This problem is similar to Bug 4244 which was noted as being fixed. We are running 17.11.3-2 And a gres.conf file in the form: NodeName=hpc-test06 Name=gpu Type=k20 File=/dev/nvidia0 Cores=0-15 NodeName=hpc-test06 Name=gpu Type=k20 File=/dev/nvidia1 Cores=0-15 works But the desired configuration: NodeName=hpc-test06 Name=gpu Type=k20 File=/dev/nvidia0 Cores=0-7 NodeName=hpc-test06 Name=gpu Type=k20 File=/dev/nvidia1 Cores=8-15 does not.

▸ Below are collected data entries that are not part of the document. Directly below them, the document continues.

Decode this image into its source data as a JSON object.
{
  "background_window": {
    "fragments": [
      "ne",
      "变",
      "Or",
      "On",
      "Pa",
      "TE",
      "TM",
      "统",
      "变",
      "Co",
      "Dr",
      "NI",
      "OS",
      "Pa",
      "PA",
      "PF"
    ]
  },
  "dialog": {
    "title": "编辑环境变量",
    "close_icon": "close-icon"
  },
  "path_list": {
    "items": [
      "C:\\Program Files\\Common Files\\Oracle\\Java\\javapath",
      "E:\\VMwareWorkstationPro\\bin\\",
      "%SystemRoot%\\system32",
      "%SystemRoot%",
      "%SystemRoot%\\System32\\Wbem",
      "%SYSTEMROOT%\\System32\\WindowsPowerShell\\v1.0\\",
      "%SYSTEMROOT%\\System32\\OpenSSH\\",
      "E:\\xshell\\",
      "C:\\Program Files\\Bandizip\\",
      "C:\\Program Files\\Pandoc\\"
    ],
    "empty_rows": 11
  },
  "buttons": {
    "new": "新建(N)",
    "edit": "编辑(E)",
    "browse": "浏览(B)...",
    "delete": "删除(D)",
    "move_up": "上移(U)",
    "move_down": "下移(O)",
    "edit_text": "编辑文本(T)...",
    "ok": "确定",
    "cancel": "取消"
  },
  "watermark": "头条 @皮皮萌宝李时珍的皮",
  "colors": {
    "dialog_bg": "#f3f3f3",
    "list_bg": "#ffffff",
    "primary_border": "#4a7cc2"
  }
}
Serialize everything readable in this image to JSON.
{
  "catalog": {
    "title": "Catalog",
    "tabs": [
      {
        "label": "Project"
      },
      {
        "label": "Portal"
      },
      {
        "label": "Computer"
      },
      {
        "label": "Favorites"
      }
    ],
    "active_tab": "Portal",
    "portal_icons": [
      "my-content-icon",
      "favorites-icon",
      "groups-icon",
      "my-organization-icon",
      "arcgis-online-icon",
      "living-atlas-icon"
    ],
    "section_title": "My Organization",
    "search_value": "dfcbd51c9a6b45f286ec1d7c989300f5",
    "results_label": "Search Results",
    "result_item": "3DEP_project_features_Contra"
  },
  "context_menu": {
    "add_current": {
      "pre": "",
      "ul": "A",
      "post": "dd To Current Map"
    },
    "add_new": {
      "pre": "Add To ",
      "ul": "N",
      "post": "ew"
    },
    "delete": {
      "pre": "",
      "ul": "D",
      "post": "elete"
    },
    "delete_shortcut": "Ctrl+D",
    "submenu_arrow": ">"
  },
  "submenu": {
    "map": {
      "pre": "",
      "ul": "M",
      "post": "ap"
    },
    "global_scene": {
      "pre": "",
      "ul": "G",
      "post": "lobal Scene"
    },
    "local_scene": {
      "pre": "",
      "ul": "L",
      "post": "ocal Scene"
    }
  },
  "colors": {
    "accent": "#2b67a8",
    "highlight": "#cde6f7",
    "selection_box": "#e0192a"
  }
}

We are using the selecttype linear: SelectType=select/linear SelectTypeParameters=CR_ONE_TASK_PER_CORE,CR_Memory The request for a gpu: srun --gres=gpu:k20:1 --ntasks=2 --cpus-per-task=8 /bin/bash -c 'echo $CUDA_VISIBLE_DEVICES' results in the error message: srun: error: Unable to allocate resources: Requested node configuration is not available This appears to be related to the test: if (gres_cpus != NO_VAL) { gres_cpus *= cpus_per_core; if ((gres_cpus < cpu_cnt) || (gres_cpus < job_ptr->details->ntasks_per_node) || ((job_ptr->details->cpus_per_task > 1) && (gres_cpus < job_ptr->details->cpus_per_task))) { bit_clear(jobmap, i); continue; } } in the function: _job_count_bitmap in the file: src/plugins/select/linear/select_linear.c Specifically the test: if ((gres_cpus < cpu_cnt) Which is set by: gres_cores = gres_plugin_job_test(job_ptr->gres_list, gres_list, use_total_gres, NULL, core_start_bit, core_end_bit, job_ptr->job_id, node_ptr->name); gres_cpus = gres_cores; gres_cpus is set to 16 for our configs only if the config parameter is Cores=0-15 Is there some other configuration parameter that I should have set that would have changed this behavior
AJ, Do you know if USC has a Slurm support contact? Our system was not able to associate your email address with a Slurm support contract. If your site has an existing Slurm support contract please email jacob@schedmd.com to figure why your email address is not associated with the contract. If your site does not have a current Slurm support contract please email sales@schedmd.com to request a quote. Once a Slurm support contract is in place this ticket will be routed to the support team for quick resolution. Jacob
Avalon Johnson at USC is the primary contact for Slurm support :)